Germencik Uzunkum ve Moralı Mahallelerinde kurulmak istenen jeotermal elektrik santrali için  Aydın 2. İdare Mahkemesi 2017/1230 esas sayılı dosyasına sunulan bilirkişi raporu ile uygun olmadığı açıklandı.

 

Davacı Aydın Çevre ve Doğa Derneği tarafından açılan Aydın 2. İdare Mahkemesi 2017/1230 esas sayılı dosyasında, Germencik Uzunkum ve Moralı Mahallelerinde kurulmak istenen jeotermal elektrik santrali için bilirkişi raporu dosyaya sunuldu. Rapor ile davaya konu idari işlemin uygun olmadığı ve iptal edilmesi gerektiği açıklandı.
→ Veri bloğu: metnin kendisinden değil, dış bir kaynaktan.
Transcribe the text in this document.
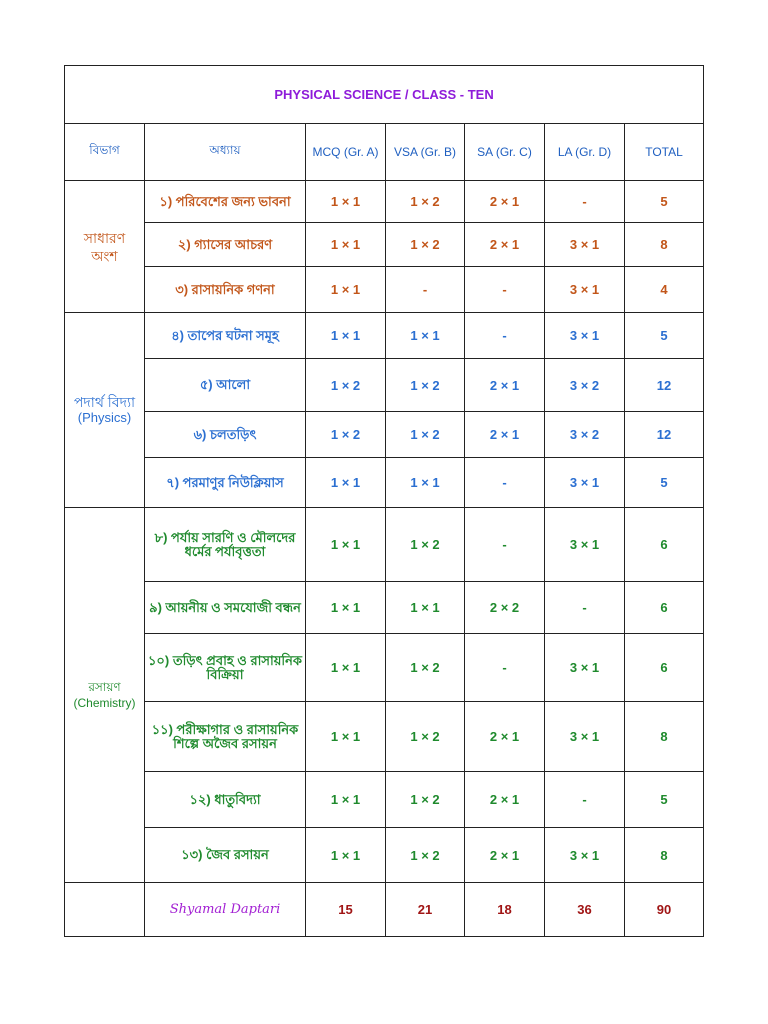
PHYSICAL SCIENCE / CLASS - TEN						
বিভাগ	অধ্যায়	MCQ (Gr. A)	VSA (Gr. B)	SA (Gr. C)	LA (Gr. D)	TOTAL
সাধারণ অংশ	১) পরিবেশের জন্য ভাবনা	1 × 1	1 × 2	2 × 1	-	5
	২) গ্যাসের আচরণ	1 × 1	1 × 2	2 × 1	3 × 1	8
	৩) রাসায়নিক গণনা	1 × 1	-	-	3 × 1	4

পদার্থ বিদ্যা
(Physics)	৪) তাপের ঘটনা সমূহ	1 × 1	1 × 1	-	3 × 1	5
	৫) আলো	1 × 2	1 × 2	2 × 1	3 × 2	12
	৬) চলতড়িৎ	1 × 2	1 × 2	2 × 1	3 × 2	12
	৭) পরমাণুর নিউক্লিয়াস	1 × 1	1 × 1	-	3 × 1	5

রসায়ণ
(Chemistry)	৮) পর্যায় সারণি ও মৌলদের ধর্মের পর্যাবৃত্ততা	1 × 1	1 × 2	-	3 × 1	6
	৯) আয়নীয় ও সমযোজী বন্ধন	1 × 1	1 × 1	2 × 2	-	6
	১০) তড়িৎ প্রবাহ ও রাসায়নিক বিক্রিয়া	1 × 1	1 × 2	-	3 × 1	6
	১১) পরীক্ষাগার ও রাসায়নিক শিল্পে অজৈব রসায়ন	1 × 1	1 × 2	2 × 1	3 × 1	8
	১২) ধাতুবিদ্যা	1 × 1	1 × 2	2 × 1	-	5
	১৩) জৈব রসায়ন	1 × 1	1 × 2	2 × 1	3 × 1	8
	Shyamal Daptari	15	21	18	36	90
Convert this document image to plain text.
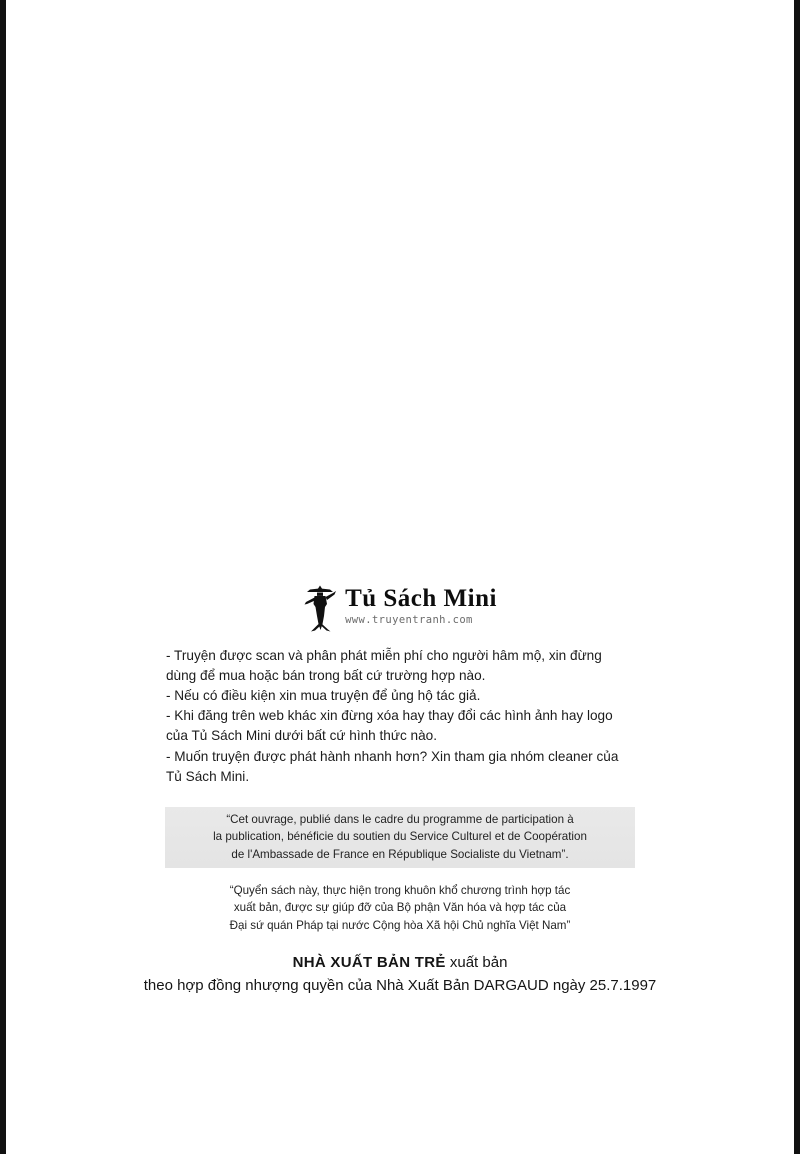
Tủ Sách Mini
www.truyentranh.com

- Truyện được scan và phân phát miễn phí cho người hâm mộ, xin đừng dùng để mua hoặc bán trong bất cứ trường hợp nào.

- Nếu có điều kiện xin mua truyện để ủng hộ tác giả.

- Khi đăng trên web khác xin đừng xóa hay thay đổi các hình ảnh hay logo của Tủ Sách Mini dưới bất cứ hình thức nào.

- Muốn truyện được phát hành nhanh hơn? Xin tham gia nhóm cleaner của Tủ Sách Mini.

“Cet ouvrage, publié dans le cadre du programme de participation à

la publication, bénéficie du soutien du Service Culturel et de Coopération

de l'Ambassade de France en République Socialiste du Vietnam”.

“Quyển sách này, thực hiện trong khuôn khổ chương trình hợp tác

xuất bản, được sự giúp đỡ của Bộ phận Văn hóa và hợp tác của

Đại sứ quán Pháp tại nước Cộng hòa Xã hội Chủ nghĩa Việt Nam”

NHÀ XUẤT BẢN TRẺ xuất bản
theo hợp đồng nhượng quyền của Nhà Xuất Bản DARGAUD ngày 25.7.1997
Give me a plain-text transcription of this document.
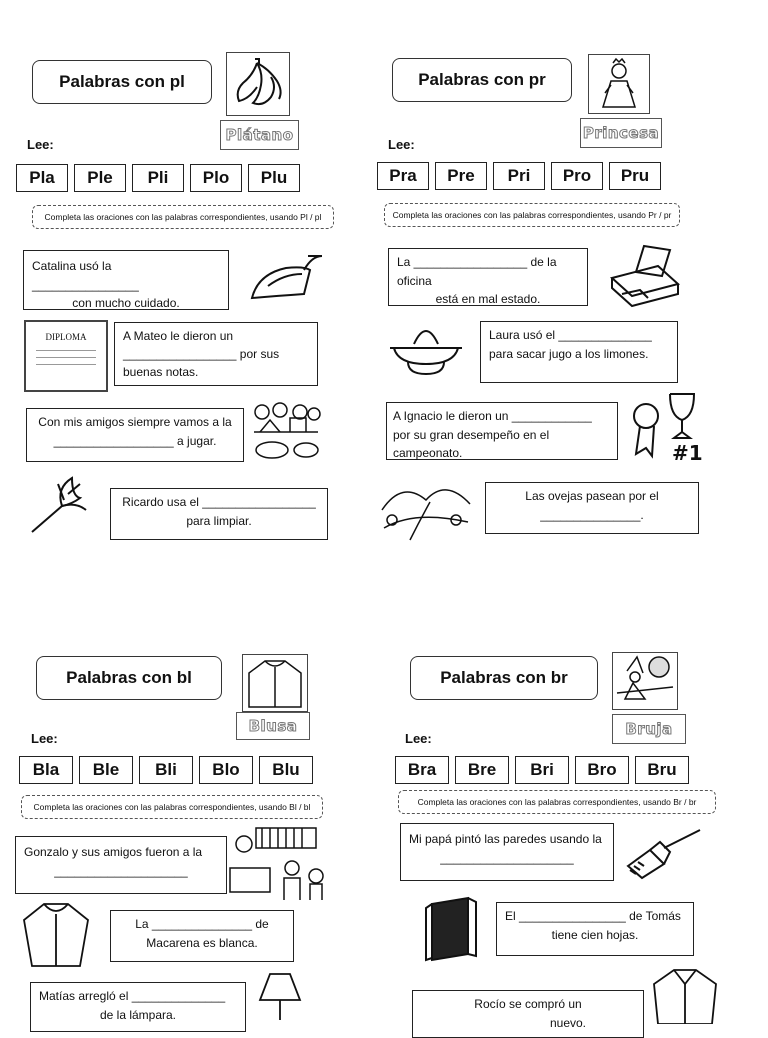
Palabras con pl
Plátano
Lee:
Pla	Ple	Pli	Plo	Plu
Completa las oraciones con las palabras correspondientes, usando Pl / pl

Catalina usó la ________________

con mucho cuidado.

DIPLOMA	A Mateo le dieron un

_________________ por sus

buenas notas.

Con mis amigos siempre vamos a la

__________________ a jugar.

Ricardo usa el _________________

para limpiar.

Palabras con pr
Princesa
Lee:
Pra	Pre	Pri	Pro	Pru
Completa las oraciones con las palabras correspondientes, usando Pr / pr

La _________________ de la oficina

está en mal estado.

Laura usó el ______________

para sacar jugo a los limones.

A Ignacio le dieron un ____________

por su gran desempeño en el campeonato.	#1

Las ovejas pasean por el

_______________.

Palabras con bl
Blusa
Lee:
Bla	Ble	Bli	Blo	Blu
Completa las oraciones con las palabras correspondientes, usando Bl / bl

Gonzalo y sus amigos fueron a la

____________________

La _______________ de

Macarena es blanca.

Matías arregló el ______________

de la lámpara.

Palabras con br
Bruja
Lee:
Bra	Bre	Bri	Bro	Bru
Completa las oraciones con las palabras correspondientes, usando Br / br

Mi papá pintó las paredes usando la

____________________

El ________________ de Tomás

tiene cien hojas.

Rocío se compró un

nuevo.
Aydın 2. İdare Mahkemesi 2017/1230 esas sayılı dosyasına ait bilirkişi raporunun sonuç bölümünde;

“GENEL DEĞERLENDİRME VE SONUÇ

Aydın Valiliği Çevre ve Şehircilik İl Müdürlüğü tarafından düzenlenen Aydın ili Germencik ilçesi Uzunkum ve Moralı mahalleleri civarında Beştepeler Enerji Üretim Tic. A.Ş. tarafından yapılması planlanan Kubilay JES (24 MWe) projesine ilaveten Kubilay 2 JES (24 MWe) (24 MWe’den 48 24 MWe’ye çıkartılması) projesi ile ilgili olarak ÇED yönetmeliğinin 14. Maddesi gereğince, 22.11.2017 tarihli “Çevresel Etki Değerlendirmesi Olumlu” kararının iptali istemiyle Çevre Şehircilik Bakanlığına açılan davada;

Sayın mahkemece oluşturulan bilirkişi heyetinde yer alan, bilirkişi heyetinde yer alan, Ziraat Mühendisi, Jeoloji Mühendisi, Jeofizik Mühendisi, Çevre Mühendisi, Şehir Bölge Plancısı, Elektrik-Elektrik Mühendisi, Makine Mühendisi bilirkişiler kendi uzmanlık alanları ile ilgili olarak sayın mahkemenin açıklanması istediği konular ve dava dilekçesi kapsamında incelemeler yapmışlardır. Dava dosyasının incelenmesi ve arazi keşfi sonucunda bilirkişi raporu içeriğinde her bilirkişinin görüşü ayrı bölümler şeklinde verilmiştir. Sonuç bölümünde ise her bilirkişinin dava ile ilgili oluşan kanaatleri verilmiştir. Bu bağlamda yapılan değerlendirmeler sonucunda;

Plan Kararları Açısından

Uyuşmazlık konusu tesisin kurulması planlanan alanın 1/5000 ölçekli Nazım İmar Planında “Enerji Üretim Alanı (JES)” olarak, 1/1000 ölçekli Uygulama İmar Planı’nda “E-0.30” yapılaşma koşullu “Yenilenebilir Enerji Kaynaklarına Dayalı Üretim Tesis Alanı (JES)?‘ olarak belirtilmiştir Aydın-Muğla-Denizli Planlama Bölgesi 1/100.000 ölçekli Çevre Düzeni Planı çerçevesinde alt ölçekli imar planlarında alanın jeotermal üretim alanları olarak planlanması olanaklıdır. Ayrıca bu hususlar dava konusu ÇED raporunda da yer almaktadır. Ancak, alanın 1/100.000 ölçekli Çevre Düzeni Planı tarım arazisi ve sulama alanı olarak belirlenmiş olması nedeni ile alanın toprak yapısı ve 5403 sayılı Toprak Koruma ve Arazi Kullanım Kanunu hükümleri ile tesislerin tarımsal faaliyetlere olan etkileri bağlayıcıdır.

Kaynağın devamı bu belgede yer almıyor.